Turkish President Recep Tayyip Erdoğan has offered Russian leader Vladimir Putin a trilateral meeting with the Syrian President Bashar al-Assad. “As of now, we wish to take a step as a Syria-Turkey-Russia trio,” Erdoğan told journalists.
“For this, first our intelligence organisations should negotiate, then our defence ministers should come together, then our foreign ministers should come together,” said Erdoğan.
“Let’s come together as leaders after their negotiations. I also offered this to Mr. Putin. He also looks at it optimistically,” he added. Erdoğan had spoken with Putin on 11 December to negotiate military attacks against Kurdish forces in northern Syria.
Erdoğan also referred journalists to the Sochi Agreement and Astana Talks and insisted that he will complete the 30-km-deep security corridor along the Syrian border.
He criticised the Global Coalition against ISIS -that has US, German, French, and UK backing- for supporting the Syrian Democratic Forces (SDF). In partnership with the coalition, the SDF have been instrumental in defending against the Islamic State (ISIS).

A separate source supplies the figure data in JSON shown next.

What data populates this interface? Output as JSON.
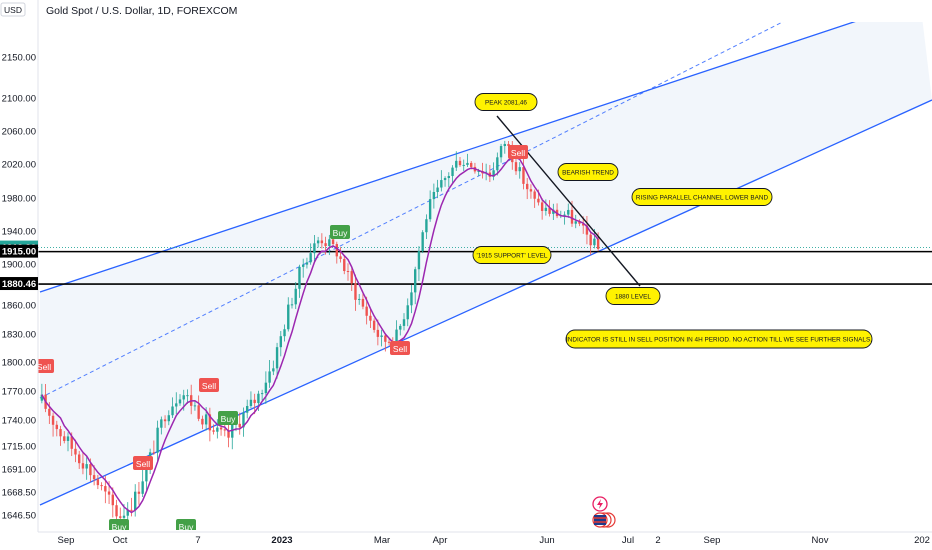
{
  "header": {
    "currency": "USD",
    "title": "Gold Spot / U.S. Dollar, 1D, FOREXCOM"
  },
  "chart_data": {
    "type": "candlestick",
    "title": "Gold Spot / U.S. Dollar, 1D, FOREXCOM",
    "y_axis": {
      "position": "left",
      "ticks": [
        2150.0,
        2100.0,
        2060.0,
        2020.0,
        1980.0,
        1940.0,
        1900.0,
        1860.0,
        1830.0,
        1800.0,
        1770.0,
        1740.0,
        1715.0,
        1691.0,
        1668.5,
        1646.5
      ],
      "tick_labels": [
        "2150.00",
        "2100.00",
        "2060.00",
        "2020.00",
        "1980.00",
        "1940.00",
        "1900.00",
        "1860.00",
        "1830.00",
        "1800.00",
        "1770.00",
        "1740.00",
        "1715.00",
        "1691.00",
        "1668.50",
        "1646.50"
      ],
      "price_tags": [
        {
          "label": "1919.90",
          "value": 1919.9,
          "color": "#26a69a"
        },
        {
          "label": "1915.00",
          "value": 1915.0,
          "color": "#000000"
        },
        {
          "label": "1880.46",
          "value": 1880.46,
          "color": "#000000"
        }
      ]
    },
    "x_axis": {
      "labels": [
        {
          "text": "Sep",
          "bold": false
        },
        {
          "text": "Oct",
          "bold": false
        },
        {
          "text": "7",
          "bold": false
        },
        {
          "text": "2023",
          "bold": true
        },
        {
          "text": "Mar",
          "bold": false
        },
        {
          "text": "Apr",
          "bold": false
        },
        {
          "text": "Jun",
          "bold": false
        },
        {
          "text": "Jul",
          "bold": false
        },
        {
          "text": "2",
          "bold": false
        },
        {
          "text": "Sep",
          "bold": false
        },
        {
          "text": "Nov",
          "bold": false
        },
        {
          "text": "202",
          "bold": false
        }
      ]
    },
    "price_path": [
      1760,
      1732,
      1712,
      1692,
      1668,
      1645,
      1662,
      1703,
      1748,
      1770,
      1752,
      1730,
      1722,
      1745,
      1765,
      1800,
      1858,
      1905,
      1932,
      1918,
      1880,
      1852,
      1822,
      1828,
      1882,
      1968,
      2000,
      2026,
      2018,
      2008,
      2048,
      2006,
      1972,
      1962,
      1960,
      1940,
      1918
    ],
    "horizontal_levels": [
      1915.0,
      1880.46
    ],
    "signals": [
      {
        "label": "Sell",
        "type": "sell"
      },
      {
        "label": "Sell",
        "type": "sell"
      },
      {
        "label": "Buy",
        "type": "buy"
      },
      {
        "label": "Sell",
        "type": "sell"
      },
      {
        "label": "Buy",
        "type": "buy"
      },
      {
        "label": "Buy",
        "type": "buy"
      },
      {
        "label": "Sell",
        "type": "sell"
      },
      {
        "label": "Buy",
        "type": "buy"
      },
      {
        "label": "Sell",
        "type": "sell"
      }
    ],
    "annotations": [
      "PEAK 2081,46",
      "BEARISH TREND",
      "RISING PARALLEL CHANNEL LOWER BAND",
      "'1915 SUPPORT' LEVEL",
      "1880 LEVEL",
      "INDICATOR IS STILL IN SELL POSITION IN 4H PERIOD.  NO ACTION TILL WE SEE FURTHER SIGNALS."
    ],
    "colors": {
      "up": "#26a69a",
      "down": "#ef5350",
      "channel": "#2962ff",
      "indicator": "#9c27b0",
      "note_fill": "#fff200"
    },
    "grid": false
  }
}
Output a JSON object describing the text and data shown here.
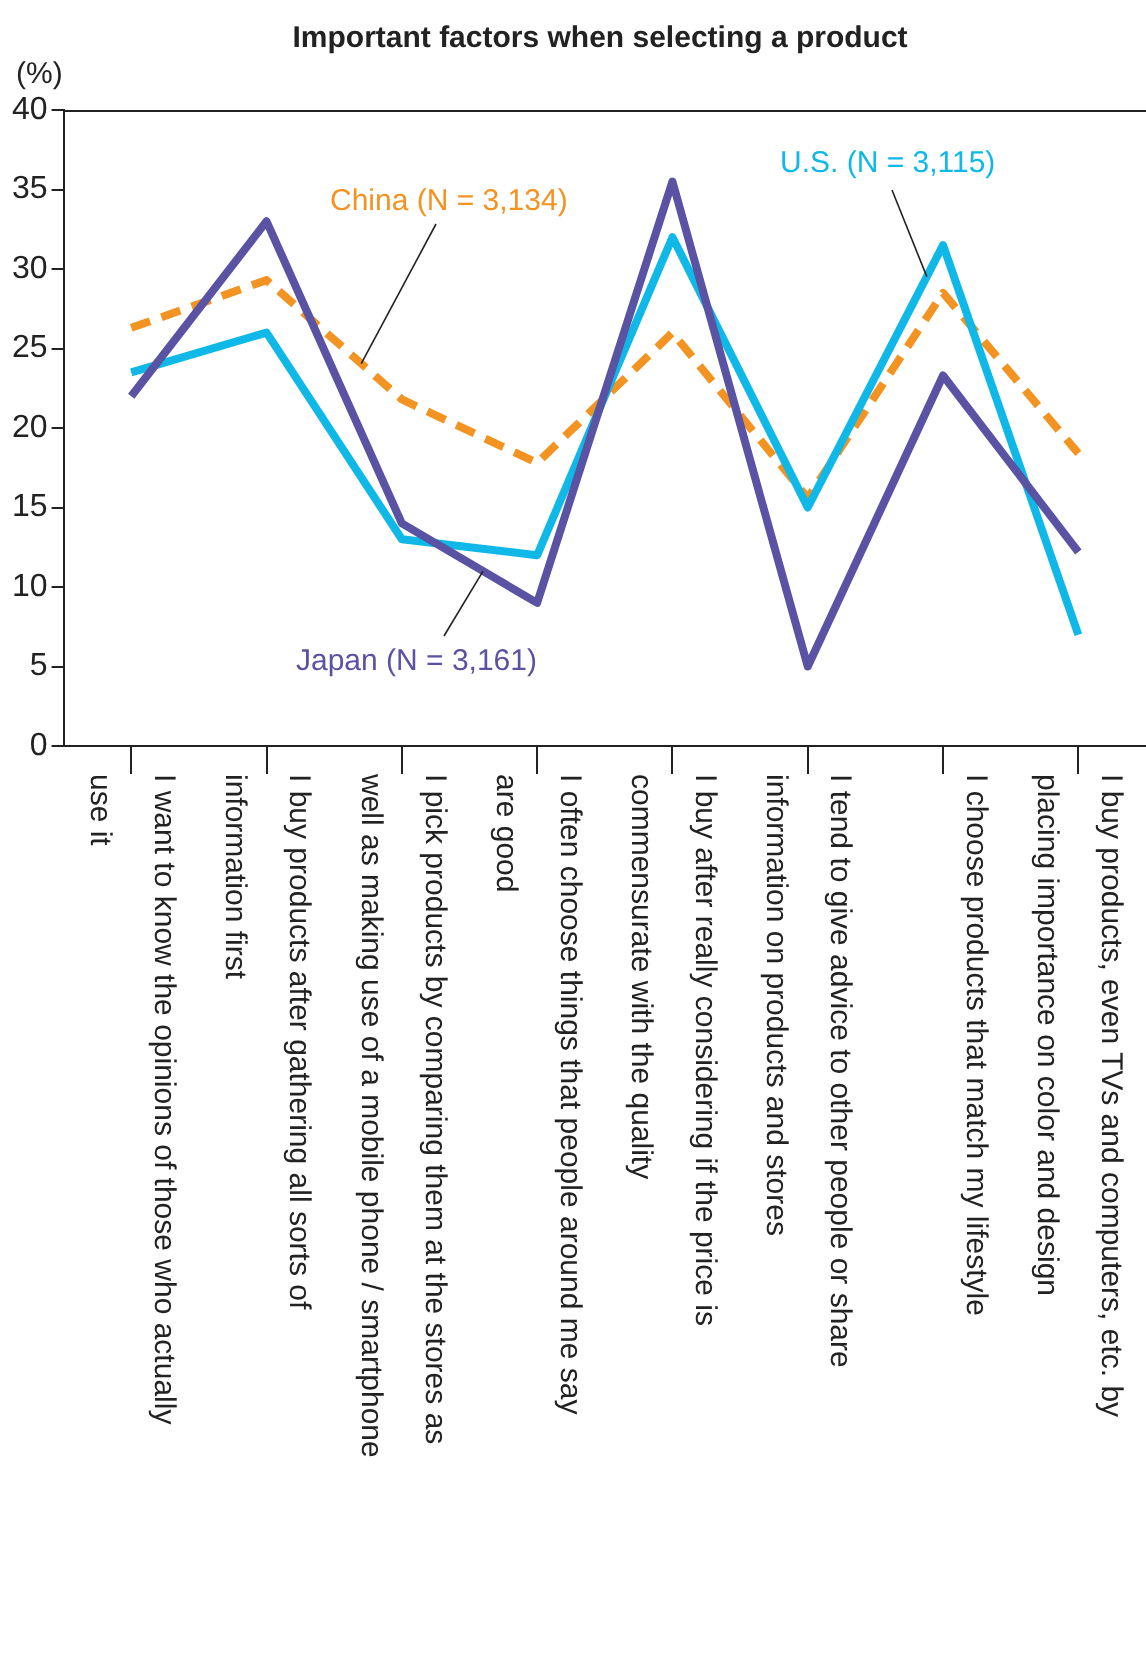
{
  "chart_data": {
    "type": "line",
    "title": "Important factors when selecting a product",
    "ylabel": "(%)",
    "categories": [
      "I want to know the opinions of those who actually use it",
      "I buy products after gathering all sorts of information first",
      "I pick products by comparing them at the stores as well as making use of a mobile phone / smartphone",
      "I often choose things that people around me say are good",
      "I buy after really considering if the price is commensurate with the quality",
      "I tend to give advice to other people or share information on products and stores",
      "I choose products that match my lifestyle",
      "I buy products, even TVs and computers, etc. by placing importance on color and design"
    ],
    "series": [
      {
        "name": "Japan (N = 3,161)",
        "color": "#5a52a2",
        "values": [
          22,
          33,
          14,
          9,
          35.5,
          5,
          23.3,
          12.2
        ]
      },
      {
        "name": "U.S. (N = 3,115)",
        "color": "#10b8e8",
        "values": [
          23.5,
          26,
          13,
          12,
          32,
          15,
          31.5,
          7
        ]
      },
      {
        "name": "China (N = 3,134)",
        "color": "#f39322",
        "line_style": "dashed",
        "values": [
          26.3,
          29.3,
          21.8,
          17.8,
          26,
          15.6,
          28.5,
          18.4
        ]
      }
    ],
    "ylim": [
      0,
      40
    ],
    "yticks": [
      0,
      5,
      10,
      15,
      20,
      25,
      30,
      35,
      40
    ],
    "grid": false,
    "legend": false,
    "marker": "none"
  }
}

Political commentator and the founder of Syrian Analysis Kevork Almassian claims that Erdoğan needs Assad’s support more than ever, as he faces an upcoming election expected to be dominated by issues related to terrorism, demographics, and Syrian refugees.

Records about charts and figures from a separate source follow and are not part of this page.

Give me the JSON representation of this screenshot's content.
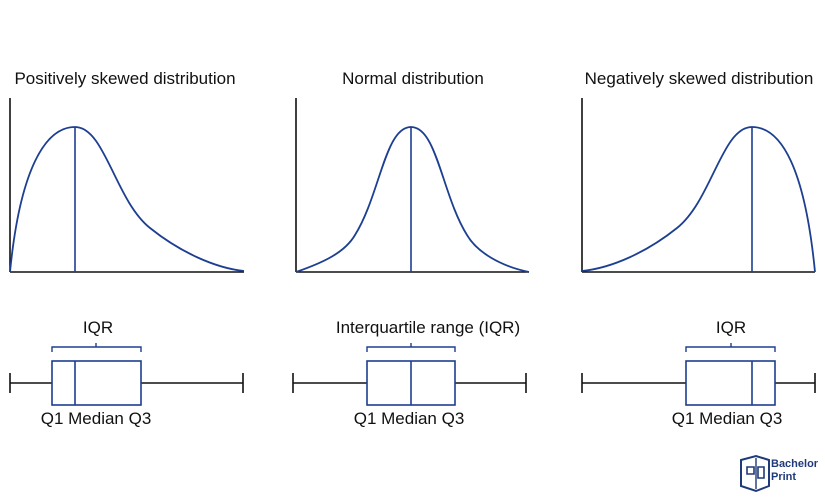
{
  "colors": {
    "curve": "#1d3f91",
    "axis": "#111111",
    "box": "#1d3f91",
    "brand": "#1f3a7a"
  },
  "panels": [
    {
      "title": "Positively skewed distribution",
      "iqr_label": "IQR",
      "quartile_labels": "Q1 Median Q3"
    },
    {
      "title": "Normal distribution",
      "iqr_label": "Interquartile range (IQR)",
      "quartile_labels": "Q1 Median Q3"
    },
    {
      "title": "Negatively skewed distribution",
      "iqr_label": "IQR",
      "quartile_labels": "Q1 Median Q3"
    }
  ],
  "logo": {
    "line1": "Bachelor",
    "line2": "Print",
    "icon": "bachelorprint-logo-icon"
  }
}
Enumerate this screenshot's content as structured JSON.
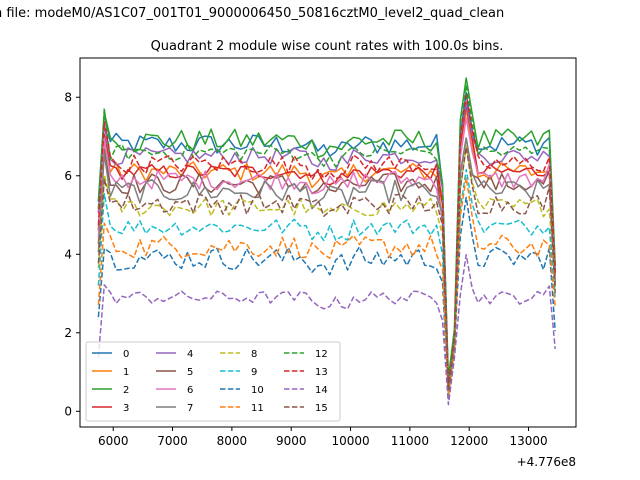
{
  "window_title": "n file: modeM0/AS1C07_001T01_9000006450_50816cztM0_level2_quad_clean",
  "chart_data": {
    "type": "line",
    "title": "Quadrant 2 module wise count rates with 100.0s bins.",
    "xlabel": "",
    "ylabel": "",
    "x_offset_label": "+4.776e8",
    "xlim": [
      5440,
      13800
    ],
    "ylim": [
      -0.4,
      9.0
    ],
    "x_ticks": [
      6000,
      7000,
      8000,
      9000,
      10000,
      11000,
      12000,
      13000
    ],
    "y_ticks": [
      0,
      2,
      4,
      6,
      8
    ],
    "grid": false,
    "legend_placement": "lower-left",
    "legend_ncol": 4,
    "x": [
      5750,
      5850,
      5950,
      6050,
      6150,
      6250,
      6350,
      6450,
      6550,
      6650,
      6750,
      6850,
      6950,
      7050,
      7150,
      7250,
      7350,
      7450,
      7550,
      7650,
      7750,
      7850,
      7950,
      8050,
      8150,
      8250,
      8350,
      8450,
      8550,
      8650,
      8750,
      8850,
      8950,
      9050,
      9150,
      9250,
      9350,
      9450,
      9550,
      9650,
      9750,
      9850,
      9950,
      10050,
      10150,
      10250,
      10350,
      10450,
      10550,
      10650,
      10750,
      10850,
      10950,
      11050,
      11150,
      11250,
      11350,
      11450,
      11550,
      11650,
      11750,
      11850,
      11950,
      12050,
      12150,
      12250,
      12350,
      12450,
      12550,
      12650,
      12750,
      12850,
      12950,
      13050,
      13150,
      13250,
      13350,
      13450
    ],
    "series": [
      {
        "name": "0",
        "color": "#1f77b4",
        "dash": "solid",
        "plateau": 6.8,
        "low": 0.7,
        "peak": 8.1,
        "end": 3.6,
        "amp": 0.28,
        "ramp": 7.6
      },
      {
        "name": "1",
        "color": "#ff7f0e",
        "dash": "solid",
        "plateau": 6.1,
        "low": 0.6,
        "peak": 7.7,
        "end": 3.4,
        "amp": 0.25,
        "ramp": 6.9
      },
      {
        "name": "2",
        "color": "#2ca02c",
        "dash": "solid",
        "plateau": 6.9,
        "low": 0.8,
        "peak": 8.5,
        "end": 3.7,
        "amp": 0.3,
        "ramp": 7.7
      },
      {
        "name": "3",
        "color": "#d62728",
        "dash": "solid",
        "plateau": 6.1,
        "low": 0.6,
        "peak": 7.8,
        "end": 3.3,
        "amp": 0.2,
        "ramp": 7.1
      },
      {
        "name": "4",
        "color": "#9467bd",
        "dash": "solid",
        "plateau": 6.5,
        "low": 0.5,
        "peak": 7.9,
        "end": 3.5,
        "amp": 0.22,
        "ramp": 7.3
      },
      {
        "name": "5",
        "color": "#8c564b",
        "dash": "solid",
        "plateau": 5.8,
        "low": 0.5,
        "peak": 7.0,
        "end": 3.2,
        "amp": 0.27,
        "ramp": 6.7
      },
      {
        "name": "6",
        "color": "#e377c2",
        "dash": "solid",
        "plateau": 5.9,
        "low": 0.6,
        "peak": 7.5,
        "end": 3.3,
        "amp": 0.25,
        "ramp": 6.9
      },
      {
        "name": "7",
        "color": "#7f7f7f",
        "dash": "solid",
        "plateau": 5.6,
        "low": 0.5,
        "peak": 7.0,
        "end": 3.2,
        "amp": 0.3,
        "ramp": 6.5
      },
      {
        "name": "8",
        "color": "#bcbd22",
        "dash": "dashed",
        "plateau": 5.2,
        "low": 0.4,
        "peak": 6.7,
        "end": 3.0,
        "amp": 0.25,
        "ramp": 6.0
      },
      {
        "name": "9",
        "color": "#17becf",
        "dash": "dashed",
        "plateau": 4.7,
        "low": 0.4,
        "peak": 6.2,
        "end": 2.9,
        "amp": 0.22,
        "ramp": 5.6
      },
      {
        "name": "10",
        "color": "#1f77b4",
        "dash": "dashed",
        "plateau": 3.9,
        "low": 0.3,
        "peak": 5.4,
        "end": 2.0,
        "amp": 0.3,
        "ramp": 4.2
      },
      {
        "name": "11",
        "color": "#ff7f0e",
        "dash": "dashed",
        "plateau": 4.2,
        "low": 0.4,
        "peak": 5.9,
        "end": 2.6,
        "amp": 0.3,
        "ramp": 4.8
      },
      {
        "name": "12",
        "color": "#2ca02c",
        "dash": "dashed",
        "plateau": 6.6,
        "low": 0.7,
        "peak": 8.3,
        "end": 3.6,
        "amp": 0.22,
        "ramp": 7.7
      },
      {
        "name": "13",
        "color": "#d62728",
        "dash": "dashed",
        "plateau": 6.3,
        "low": 0.6,
        "peak": 8.0,
        "end": 3.5,
        "amp": 0.25,
        "ramp": 7.4
      },
      {
        "name": "14",
        "color": "#9467bd",
        "dash": "dashed",
        "plateau": 2.9,
        "low": 0.2,
        "peak": 4.0,
        "end": 1.6,
        "amp": 0.17,
        "ramp": 3.2
      },
      {
        "name": "15",
        "color": "#8c564b",
        "dash": "dashed",
        "plateau": 5.3,
        "low": 0.5,
        "peak": 6.7,
        "end": 3.0,
        "amp": 0.28,
        "ramp": 6.0
      }
    ]
  }
}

However, backed by Russia, Damascus has a hesitant approach to Turkey’s rapprochement efforts, and expected “more concrete steps” from its neighbour, reports Medyascope, quoting Al Akhbar.
“Ankara may be more precise in its political orientation than some Arab countries. However, it is not possible to understand whether Turkey has a serious stance, or if it is a political manoeuvre,” said Assad.